On 7/28/20 12:16 PM, Andy Lutomirski wrote:
> On Tue, Jul 28, 2020 at 9:32 AM Madhavan T. Venkataraman
> <madvenka@linux.microsoft.com> wrote:
>> Thanks. See inline..
>>
>> On 7/28/20 10:13 AM, David Laight wrote:
>>> From:  madvenka@linux.microsoft.com
>>>> Sent: 28 July 2020 14:11
>>> ...
>>>> The kernel creates the trampoline mapping without any permissions. When
>>>> the trampoline is executed by user code, a page fault happens and the
>>>> kernel gets control. The kernel recognizes that this is a trampoline
>>>> invocation. It sets up the user registers based on the specified
>>>> register context, and/or pushes values on the user stack based on the
>>>> specified stack context, and sets the user PC to the requested target
>>>> PC. When the kernel returns, execution continues at the target PC.
>>>> So, the kernel does the work of the trampoline on behalf of the
>>>> application.
>>> Isn't the performance of this going to be horrid?
>> It takes about the same amount of time as getpid(). So, it is
>> one quick trip into the kernel. I expect that applications will
>> typically not care about this extra overhead as long as
>> they are able to run.
> What did you test this on?  A page fault on any modern x86_64 system
> is much, much, much, much slower than a syscall.
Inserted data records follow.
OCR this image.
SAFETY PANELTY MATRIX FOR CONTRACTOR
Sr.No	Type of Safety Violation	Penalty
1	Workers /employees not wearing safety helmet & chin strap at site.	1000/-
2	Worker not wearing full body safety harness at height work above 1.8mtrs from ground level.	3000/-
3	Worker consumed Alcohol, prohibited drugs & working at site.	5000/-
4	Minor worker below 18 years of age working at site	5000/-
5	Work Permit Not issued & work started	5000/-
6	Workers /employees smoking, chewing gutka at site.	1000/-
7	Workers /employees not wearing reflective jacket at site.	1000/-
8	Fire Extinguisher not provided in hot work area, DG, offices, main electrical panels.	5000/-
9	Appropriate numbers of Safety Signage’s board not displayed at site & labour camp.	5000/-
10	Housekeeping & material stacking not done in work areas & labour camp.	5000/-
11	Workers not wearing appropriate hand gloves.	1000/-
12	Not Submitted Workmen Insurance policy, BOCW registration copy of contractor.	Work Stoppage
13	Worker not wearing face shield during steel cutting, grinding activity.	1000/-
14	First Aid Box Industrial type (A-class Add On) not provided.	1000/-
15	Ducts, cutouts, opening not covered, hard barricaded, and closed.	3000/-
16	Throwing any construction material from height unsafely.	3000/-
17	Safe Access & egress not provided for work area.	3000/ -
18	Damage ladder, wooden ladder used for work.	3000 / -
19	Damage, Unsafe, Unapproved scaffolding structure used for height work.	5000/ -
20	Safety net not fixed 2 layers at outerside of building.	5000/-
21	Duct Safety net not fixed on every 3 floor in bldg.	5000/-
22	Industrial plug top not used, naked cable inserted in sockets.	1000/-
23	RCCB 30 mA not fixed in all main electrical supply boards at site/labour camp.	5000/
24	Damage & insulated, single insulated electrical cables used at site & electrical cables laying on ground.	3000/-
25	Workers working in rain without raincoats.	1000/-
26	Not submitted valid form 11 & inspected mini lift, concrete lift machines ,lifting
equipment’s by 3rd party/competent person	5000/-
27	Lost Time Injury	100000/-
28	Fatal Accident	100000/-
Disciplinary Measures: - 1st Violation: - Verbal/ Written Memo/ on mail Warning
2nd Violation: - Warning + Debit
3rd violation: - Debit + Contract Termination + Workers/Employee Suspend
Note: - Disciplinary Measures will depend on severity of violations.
I tested it in on a KVM guest running Ubuntu. So, when you say
that a page fault is much slower, do you mean a regular page
fault that is handled through the VM layer? Here is the relevant code
in do_user_addr_fault():

            if (unlikely(access_error(hw_error_code, vma))) {
                    /*
                     * If it is a user execute fault, it could be a trampoline
                     * invocation.
                     */
                    if ((hw_error_code & tflags) == tflags &&
                        trampfd_fault(vma, regs)) {
                            up_read(&mm->mmap_sem);
                            return;
                    }
                    bad_area_access_error(regs, hw_error_code, address, vma);
                    return;
            }

            /*
             * If for any reason at all we couldn't handle the fault,
             * make sure we exit gracefully rather than endlessly redo
             * the fault.  Since we never set FAULT_FLAG_RETRY_NOWAIT, if
             * we get VM_FAULT_RETRY back, the mmap_sem has been unlocked.
             *
             * Note that handle_userfault() may also release and reacquire mmap_sem
             * (and not return with VM_FAULT_RETRY), when returning to userland to
             * repeat the page fault later with a VM_FAULT_NOPAGE retval
             * (potentially after handling any pending signal during the return to
             * userland). The return to userland is identified whenever
             * FAULT_FLAG_USER|FAULT_FLAG_KILLABLE are both set in flags.
             */
            fault = handle_mm_fault(vma, address, flags);

trampfd faults are instruction faults that go through a different code
path than the one that calls handle_mm_fault().

Could you clarify?

Thanks.

Madhavan